Schools in New Orleans’ Recovery School District canceled outdoor activities because of smoke which has spread across the metropolitan area for three days now. So did schools in St. Charles Parish. Hundreds of students at Southern University New Orleans have asked the school nurse for face masks, said Badon, who is also SUNO’s director of community services.
Meteorologists expected the smoke to move north over Lake Pontchartrain by evening, but to settle over the metro area again overnight.
Although a Louisiana Department of Agriculture and Forestry spokesman said the larger fire was likely to burn itself out by Wednesday afternoon, Landrieu said it could take two days.
Even then, it could keep burning underground.
“Once it’s underground, it’s next to impossible to fight,” said Bret Lane, the top firefighter for the state’s agriculture department. “You can’t bring enough water to wet down that soil.”
A peat fire at Lake Bistineau burned for 3 1/2 months, he said.
The emergency department at the Interim LSU Public Hospital, which usually treats four or five patients a day for asthma, treated 24 patients with breathing problems in 24 hours, spokesman Marvin McGraw said. “It is not always clear if the symptoms are exclusively related to smoke from the New Orleans East marsh fire,” he said in a news release.
McGraw also said the hospital’s obstetrics and neurology clinics closed Tuesday because patients complained about the smoke, but were scheduled to reopen Wednesday
Along the East Coast, some 40 hot spots in the Great Dismal Swamp were still smoldering even after Hurricane Irene dumped 10 to 15 inches of rain on the area, according to a news release posted Tuesday on the U.S. Fish and Wildlife Service website. That fire that lightning started on Aug. 4 has burned more than 6,000 acres in southeastern Virginia and northeastern North Carolina.
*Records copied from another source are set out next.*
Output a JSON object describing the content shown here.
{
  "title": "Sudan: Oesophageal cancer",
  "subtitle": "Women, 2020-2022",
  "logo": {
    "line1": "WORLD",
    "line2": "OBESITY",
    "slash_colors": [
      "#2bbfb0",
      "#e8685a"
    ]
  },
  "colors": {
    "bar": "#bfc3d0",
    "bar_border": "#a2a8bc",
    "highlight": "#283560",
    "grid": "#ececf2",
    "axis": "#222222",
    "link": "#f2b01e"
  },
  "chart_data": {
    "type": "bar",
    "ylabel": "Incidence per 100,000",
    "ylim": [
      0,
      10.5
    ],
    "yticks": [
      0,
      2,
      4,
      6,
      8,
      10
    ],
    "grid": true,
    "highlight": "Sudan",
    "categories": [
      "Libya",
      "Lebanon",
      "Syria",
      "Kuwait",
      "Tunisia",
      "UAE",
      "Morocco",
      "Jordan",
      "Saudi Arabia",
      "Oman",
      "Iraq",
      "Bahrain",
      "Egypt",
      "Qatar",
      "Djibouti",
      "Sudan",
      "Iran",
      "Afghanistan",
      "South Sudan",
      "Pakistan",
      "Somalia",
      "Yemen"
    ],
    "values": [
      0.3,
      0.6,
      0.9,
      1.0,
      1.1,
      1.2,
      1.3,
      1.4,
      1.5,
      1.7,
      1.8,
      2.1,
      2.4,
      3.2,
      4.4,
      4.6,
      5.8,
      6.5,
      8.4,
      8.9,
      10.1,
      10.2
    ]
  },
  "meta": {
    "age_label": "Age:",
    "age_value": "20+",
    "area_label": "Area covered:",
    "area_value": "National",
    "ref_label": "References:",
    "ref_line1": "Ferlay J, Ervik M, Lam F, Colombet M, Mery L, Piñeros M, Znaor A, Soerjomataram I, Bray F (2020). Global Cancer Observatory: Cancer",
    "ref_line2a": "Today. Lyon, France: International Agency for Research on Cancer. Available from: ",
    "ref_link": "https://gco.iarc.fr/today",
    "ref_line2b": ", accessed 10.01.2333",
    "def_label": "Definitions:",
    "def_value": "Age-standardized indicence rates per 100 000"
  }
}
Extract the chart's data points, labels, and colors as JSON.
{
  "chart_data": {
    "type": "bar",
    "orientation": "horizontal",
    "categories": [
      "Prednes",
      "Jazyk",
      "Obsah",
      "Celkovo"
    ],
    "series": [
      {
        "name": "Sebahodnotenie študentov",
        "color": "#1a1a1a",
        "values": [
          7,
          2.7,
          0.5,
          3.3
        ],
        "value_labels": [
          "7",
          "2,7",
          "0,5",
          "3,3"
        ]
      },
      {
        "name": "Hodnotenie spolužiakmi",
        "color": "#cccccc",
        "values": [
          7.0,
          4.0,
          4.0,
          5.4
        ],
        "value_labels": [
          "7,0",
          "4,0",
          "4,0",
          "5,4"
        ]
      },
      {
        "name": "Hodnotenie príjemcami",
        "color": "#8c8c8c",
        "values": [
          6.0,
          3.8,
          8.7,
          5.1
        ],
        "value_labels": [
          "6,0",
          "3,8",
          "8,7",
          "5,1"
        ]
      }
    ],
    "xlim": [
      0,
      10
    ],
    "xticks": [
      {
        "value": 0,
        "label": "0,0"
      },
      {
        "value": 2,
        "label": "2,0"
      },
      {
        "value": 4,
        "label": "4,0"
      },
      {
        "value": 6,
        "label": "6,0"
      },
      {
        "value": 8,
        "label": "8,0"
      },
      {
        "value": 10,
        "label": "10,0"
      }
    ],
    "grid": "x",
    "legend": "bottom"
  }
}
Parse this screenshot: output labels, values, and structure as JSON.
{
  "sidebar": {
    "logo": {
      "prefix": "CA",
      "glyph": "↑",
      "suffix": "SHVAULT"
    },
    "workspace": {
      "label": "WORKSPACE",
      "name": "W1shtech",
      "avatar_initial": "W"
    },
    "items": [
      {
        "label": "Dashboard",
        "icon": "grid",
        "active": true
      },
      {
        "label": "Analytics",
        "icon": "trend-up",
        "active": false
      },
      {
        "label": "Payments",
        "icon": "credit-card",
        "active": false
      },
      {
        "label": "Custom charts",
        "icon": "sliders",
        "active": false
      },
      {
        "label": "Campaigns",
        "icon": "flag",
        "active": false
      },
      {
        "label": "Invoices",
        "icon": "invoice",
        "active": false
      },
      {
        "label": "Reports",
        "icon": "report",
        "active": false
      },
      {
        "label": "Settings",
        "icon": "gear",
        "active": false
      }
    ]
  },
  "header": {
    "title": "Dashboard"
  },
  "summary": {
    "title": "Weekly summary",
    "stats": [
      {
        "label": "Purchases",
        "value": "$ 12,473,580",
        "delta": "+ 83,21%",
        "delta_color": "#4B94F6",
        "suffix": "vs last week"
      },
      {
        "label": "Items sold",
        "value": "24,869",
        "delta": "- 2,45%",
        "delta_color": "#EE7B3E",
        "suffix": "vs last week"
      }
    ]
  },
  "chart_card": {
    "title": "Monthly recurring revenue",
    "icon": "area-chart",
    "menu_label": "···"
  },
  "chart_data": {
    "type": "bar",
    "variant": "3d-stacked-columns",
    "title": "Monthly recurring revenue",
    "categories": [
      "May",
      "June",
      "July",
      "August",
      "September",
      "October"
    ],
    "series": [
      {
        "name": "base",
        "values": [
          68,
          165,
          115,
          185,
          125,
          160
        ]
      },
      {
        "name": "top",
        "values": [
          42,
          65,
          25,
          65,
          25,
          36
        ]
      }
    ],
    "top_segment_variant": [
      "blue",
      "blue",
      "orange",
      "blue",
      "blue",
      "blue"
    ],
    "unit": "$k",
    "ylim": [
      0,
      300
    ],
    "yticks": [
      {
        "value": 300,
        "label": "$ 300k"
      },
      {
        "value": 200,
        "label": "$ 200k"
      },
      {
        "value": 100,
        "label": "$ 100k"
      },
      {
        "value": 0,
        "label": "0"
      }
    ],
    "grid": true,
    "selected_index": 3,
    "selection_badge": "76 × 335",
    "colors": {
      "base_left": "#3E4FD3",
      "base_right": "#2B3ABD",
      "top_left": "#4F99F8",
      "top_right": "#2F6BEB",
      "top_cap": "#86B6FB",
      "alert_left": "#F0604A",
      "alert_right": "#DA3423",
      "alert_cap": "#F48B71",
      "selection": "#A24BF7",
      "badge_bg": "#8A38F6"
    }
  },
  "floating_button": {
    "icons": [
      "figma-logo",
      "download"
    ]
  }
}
Jasmine Groves, who lives less than four miles from the New Orleans fire, said there was so little smoke around her house that she didn’t bring her asthma inhaler into the central business district for a class Tuesday, only to have to deal with heavy smoke 10 miles from the fire.
“This is making breathing so hard,” she said. Even after her class was over, she said, “I’m still tasting it in my mouth.”
She said her 9-year-old son, who has asthma and allergies, has to stay inside his school rather than go out for recess or physical education.
Children, the elderly, and anyone with asthma or other medical conditions that might make them susceptible to smoke should stay indoors, making sure to replace air conditioner filters as they get dirty, health officials said.